Early speculation, in the West, about cholera’s origins deployed well-worn stereotypical and racist tropes of Haiti’s poverty and unsanitary conditions. However, affected local communities had already pinpointed the source: the UN Méyè base located a few meters from a stream flowing into the Artibonite River, the main water source for the surrounding villages. Local communities complained of large septic trucks regularly dumping fecal waste into the river. Jonathan Katz, an AP reporter based in Haiti at the time, went to the UN base where villagers led him to the site at the back of the base, which was barely separated from the river. He reports: “The stench of rotting human filth was debilitating. We held our breath and crossed a concrete embankment along the ridge. . . . Down the ridge, exposed, lay a broken PVC pipe. Running from near what looked like a building of latrines inside the perimeter, it leaked a black liquid toward the river” (2013, 228). A farmer near the UN base later led Katz to a nearby field close to his house where there were two uncovered pools of feces. “This is where MINUSTAH leaves their kaka,” the farmer said (228).

How does one not read this desecration of the Haitian villager’s land and water as also a blatant disregard for them as human beings, and as an extension of war and occupation? Can we even imagine a UN outfit conducting itself this way in a European village? In a White US or Canadian neighborhood?

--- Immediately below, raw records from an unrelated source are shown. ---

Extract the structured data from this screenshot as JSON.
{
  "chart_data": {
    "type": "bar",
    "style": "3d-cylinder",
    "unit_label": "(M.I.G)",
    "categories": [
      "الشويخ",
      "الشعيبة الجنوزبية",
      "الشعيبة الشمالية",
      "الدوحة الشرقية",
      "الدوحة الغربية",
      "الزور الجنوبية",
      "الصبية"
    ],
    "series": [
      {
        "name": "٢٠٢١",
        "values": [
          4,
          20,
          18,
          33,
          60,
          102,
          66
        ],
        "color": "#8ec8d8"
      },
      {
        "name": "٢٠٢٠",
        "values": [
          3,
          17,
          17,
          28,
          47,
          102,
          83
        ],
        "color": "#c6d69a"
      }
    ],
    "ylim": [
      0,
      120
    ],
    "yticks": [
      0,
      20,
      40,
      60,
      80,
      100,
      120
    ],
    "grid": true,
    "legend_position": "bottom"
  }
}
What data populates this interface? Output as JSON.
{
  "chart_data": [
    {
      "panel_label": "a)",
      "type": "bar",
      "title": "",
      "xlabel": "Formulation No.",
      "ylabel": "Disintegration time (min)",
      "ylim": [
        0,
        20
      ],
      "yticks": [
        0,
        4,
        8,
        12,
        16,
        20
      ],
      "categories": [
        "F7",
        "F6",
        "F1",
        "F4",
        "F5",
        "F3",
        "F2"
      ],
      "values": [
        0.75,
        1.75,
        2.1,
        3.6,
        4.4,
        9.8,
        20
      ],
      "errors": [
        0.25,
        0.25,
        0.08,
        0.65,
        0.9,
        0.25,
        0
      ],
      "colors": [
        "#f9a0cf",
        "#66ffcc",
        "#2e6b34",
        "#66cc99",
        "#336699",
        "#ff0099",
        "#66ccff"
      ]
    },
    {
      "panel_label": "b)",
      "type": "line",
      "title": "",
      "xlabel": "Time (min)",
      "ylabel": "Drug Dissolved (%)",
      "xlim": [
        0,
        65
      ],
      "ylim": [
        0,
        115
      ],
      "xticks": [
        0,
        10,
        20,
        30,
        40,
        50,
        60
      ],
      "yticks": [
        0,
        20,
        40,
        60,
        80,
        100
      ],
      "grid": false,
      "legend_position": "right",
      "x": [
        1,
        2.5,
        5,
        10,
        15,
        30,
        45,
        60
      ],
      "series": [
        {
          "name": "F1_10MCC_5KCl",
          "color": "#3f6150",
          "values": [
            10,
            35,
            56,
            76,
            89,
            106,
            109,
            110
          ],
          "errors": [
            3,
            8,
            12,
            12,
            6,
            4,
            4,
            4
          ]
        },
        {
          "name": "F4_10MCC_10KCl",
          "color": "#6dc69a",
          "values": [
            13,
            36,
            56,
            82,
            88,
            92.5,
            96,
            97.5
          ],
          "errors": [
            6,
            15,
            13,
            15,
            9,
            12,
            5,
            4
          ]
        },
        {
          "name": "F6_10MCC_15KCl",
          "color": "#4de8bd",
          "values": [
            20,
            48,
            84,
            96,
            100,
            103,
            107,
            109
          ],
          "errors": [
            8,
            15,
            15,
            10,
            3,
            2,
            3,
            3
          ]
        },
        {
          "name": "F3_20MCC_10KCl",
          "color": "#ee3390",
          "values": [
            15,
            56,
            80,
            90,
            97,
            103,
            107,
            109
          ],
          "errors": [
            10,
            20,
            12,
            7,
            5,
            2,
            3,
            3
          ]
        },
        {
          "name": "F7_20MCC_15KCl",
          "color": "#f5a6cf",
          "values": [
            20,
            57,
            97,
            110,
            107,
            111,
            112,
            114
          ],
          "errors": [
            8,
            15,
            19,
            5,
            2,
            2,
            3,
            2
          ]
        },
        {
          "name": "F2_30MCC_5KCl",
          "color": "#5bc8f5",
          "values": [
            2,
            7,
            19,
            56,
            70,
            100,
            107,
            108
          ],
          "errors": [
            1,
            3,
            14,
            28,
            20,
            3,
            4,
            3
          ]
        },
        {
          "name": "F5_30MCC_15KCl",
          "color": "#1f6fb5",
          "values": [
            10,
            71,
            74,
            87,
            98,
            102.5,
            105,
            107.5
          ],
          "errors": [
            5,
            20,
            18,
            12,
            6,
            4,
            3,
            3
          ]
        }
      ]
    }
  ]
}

Cholera is a putrid, filthy disease. It takes away one’s dignity. People who are infected quickly develop severe diarrhea, vomiting, a rapid loss of body fluids that leads to dehydration and a severe shock to the body. And cholera can kill within hours. For those in the villages first affected, cholera was a death sentence. A lack of infrastructure and a dearth of hospitals and clinics meant that many were doomed to immediate death. Those that were lucky to make it to clinics and hospitals had to endure the public humiliation of the disease. It is significant to point to the public indignity suffered by those affected; Haiti’s Black citizens are the constant subjects of debased journalistic and ethnographic portrayals.

It took three years to bring cholera under nominal control. In that time, it is estimated that between 10,000 and 30,000 people had died from the terrible symptoms of the disease. The number of victims is likely higher.

For six years, the UN denied responsibility for bringing cholera to Haiti. They also responded to Haitian requests for accountability and reparations with cruel impunity: when the Institute for Justice and Democracy in Haiti sued the UN for redress, Secretary General Ban-Ki Moon asserted that the charges against the organization were “not receivable”—that is, the UN would not accept the charges. UN reversed course in 2016, admitting its culpability and issuing an apology. But no restitution was offered. And the thousands of Haitians who died, and the millions of Haitians whose lives had been upended, became the forgotten causalities of the ecological catastrophe of a pointless military occupation.

References

Ciechanski, Jerzy. 2007. “Enforcement Measures under Chapter VII of the UN Charter: UN Practice after the Cold War.International Peacekeeping 3(4): 82–104.

Katz, Jonathan M. 2013. The Big Truck That Went By: How the World Came to Save Haiti and Left Behind a Disaster. New York: St. Martin’s.

Maertens, Lucile, and Malkit Shoshan. 2018. Greening Peacekeeping: The Environmental Impact of UN Peace Operations. New York: International Peace Institute.

Pierre, Jemima. 2020. “Haiti: An Archive of Occupation, 2004–.” Transforming Anthropology 28(1): 3–23.